Fibrates could thus offer a well tolerated and cheaper alternative, as they are already widely used in clinical practice, although they are not licensed for PBC treatment at the current time.
Dr. Tacke, professor of medicine in the department of gastroenterology, metabolic diseases and intensive care medicine at University Hospital Aachen, Germany, also noted that bezafibrate was a drug that “had been on the market for a very long time,” and was very inexpensive in comparison to obeticholic acid and, importantly, seemed to be very well tolerated in the study.
“One question the community will want to know is whether [bezafibrate] is as effective as obeticholic acid in the second-line treatment of PBC,” Dr. Tacke said. This is a question only a head-to-head study can answer and also it is not possible to say whether other fibrates may have the same benefit as bezafibrate as seen in this trial.
Although the study included only 100 patients, this was a relatively large study considering the disease area and that most patients given the primary treatment of UDCA will do well on it, Dr. Tacke acknowledged in an interview.
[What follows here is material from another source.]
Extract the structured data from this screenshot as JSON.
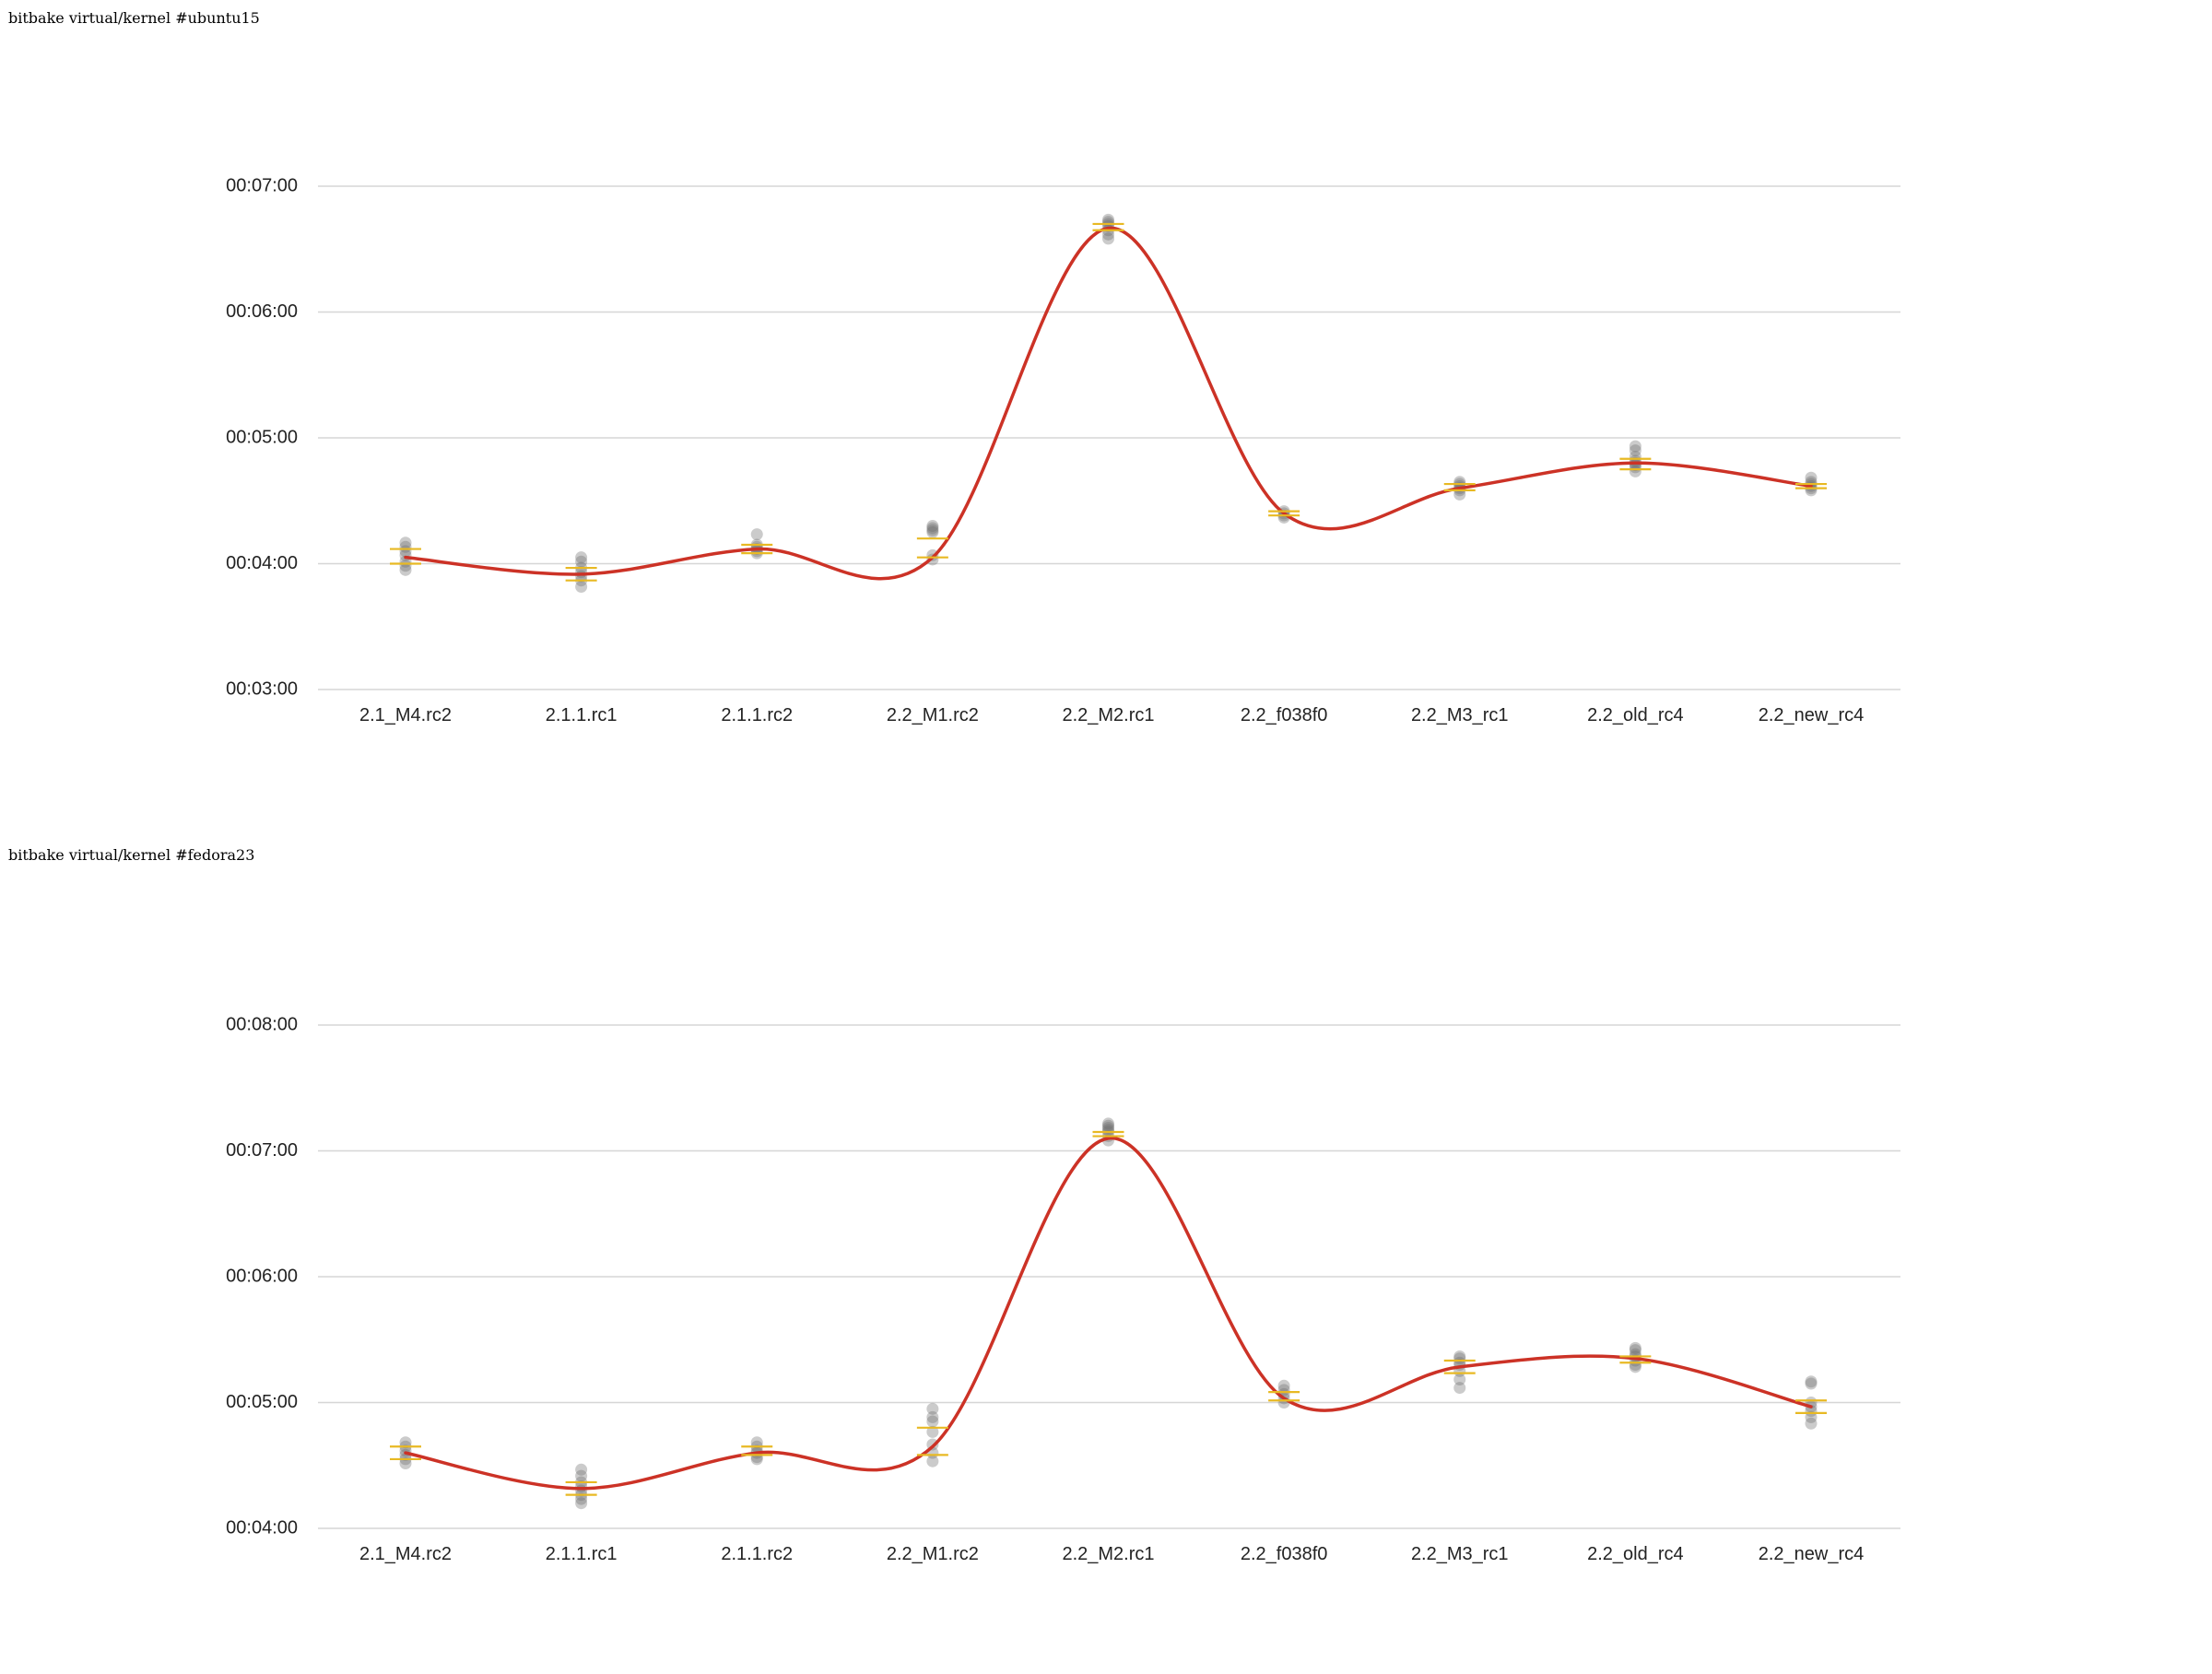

“What I like about this study is that they treated patients for 2 years and bezafibrate was given as an add-on treatment, so nobody was at risk for not receiving the UDCA, and they saw a very stable and solid improvement in the parameters studied,” Dr. Tacke said.
EASL launched new guidelines for the diagnosis and treatment of PBC to coincide with the meeting, which state that patients should be treated with UDCA for 1 year and then their biochemical response to treatment should assessed to see if they might need additional treatment. “Up to now, the second-line treatment recommended is obeticholic acid but off-label therapy is mentioned,” Dr. Tacke said.
He noted that there were small, nonrandomized studies with two fibrates – bezafibrate and fenofibrate – that have shown “very encouraging” results but that the current findings suggested that bezafibrate therapy may be an alternative, well-tolerated treatment option for patients failing to respond to standard UDCA therapy that could well be added into the guidelines when they are next revised.
The BEZURSO study was an investigator-led trial sponsored by the Assistance Publique – Hôpitaux de Paris. Dr. Corpechot disclosed financial relationships with Arrow Génériques, Intercept Pharma France, Mayoly-Spindler. Dr. Tacke had nothing to disclose.